At the same time, I was feeling a need to be uber-productive in light of my busyness. I was working more hours than usual. I was responding to ministry emails from home. When I was home, I couldn’t stop thinking about my ministry. My mind was going crazy!
It was time to pause.
I had a regularly scheduled meeting with my spiritual director right in the middle of all of this. I shared with him how I was feeling and I how I felt that I couldn’t relax. My mind was in overdrive. I also shared that I felt like I was making more mistakes than usual and that I had the feeling that my summer events were not going to go well. In turn, that made me feel like a bad leader and that my whole ministry was going downhill.
My spiritual director provided some spiritual prospective.
He described to me how the evil spirit likes to jump into these little cracks in my life and try to widen them and make me feel like things are not going well in ministry. Because of that, he said that I was feeling like I was not confident in my leadership and the small things were becoming way bigger than they needed to be.
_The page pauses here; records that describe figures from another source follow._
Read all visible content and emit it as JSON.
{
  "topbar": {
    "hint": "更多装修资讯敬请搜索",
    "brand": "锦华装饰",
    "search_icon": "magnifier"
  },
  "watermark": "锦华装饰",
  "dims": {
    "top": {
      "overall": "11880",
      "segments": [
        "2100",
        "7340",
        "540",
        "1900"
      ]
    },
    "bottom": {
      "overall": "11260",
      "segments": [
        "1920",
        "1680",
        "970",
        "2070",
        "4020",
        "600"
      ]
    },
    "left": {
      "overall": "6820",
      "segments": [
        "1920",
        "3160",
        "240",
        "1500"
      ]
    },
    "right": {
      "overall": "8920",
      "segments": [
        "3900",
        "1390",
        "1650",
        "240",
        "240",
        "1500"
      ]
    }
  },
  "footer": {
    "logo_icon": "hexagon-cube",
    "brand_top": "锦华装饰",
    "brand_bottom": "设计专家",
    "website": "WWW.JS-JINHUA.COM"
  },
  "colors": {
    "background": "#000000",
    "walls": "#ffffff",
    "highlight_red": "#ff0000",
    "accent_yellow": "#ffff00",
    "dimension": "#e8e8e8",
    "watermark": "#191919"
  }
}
He was right! The evil spirit was winning.
The fact was that almost every part of my ministry was going well. I was allowing small mistakes or missteps to be big deals. They weren’t a big deal. I was making them a big deal.
Then my spiritual director said what is quoted at the top.
I have a tendency to think too much, solve every problem, make everything right, and do everything with excellence. I believe this is a great quality about myself. I work hard! However, taken to an extreme, this quality can be a liability. Why? Because I have to rest my brain, I can’t solve every problem, I can’t make everything right, and I make mistakes with excellence!
Relax. Let the mind lay fallow. Okay, I have some work to do.
Do you have difficulty relaxing and allowing your mind to lay fallow?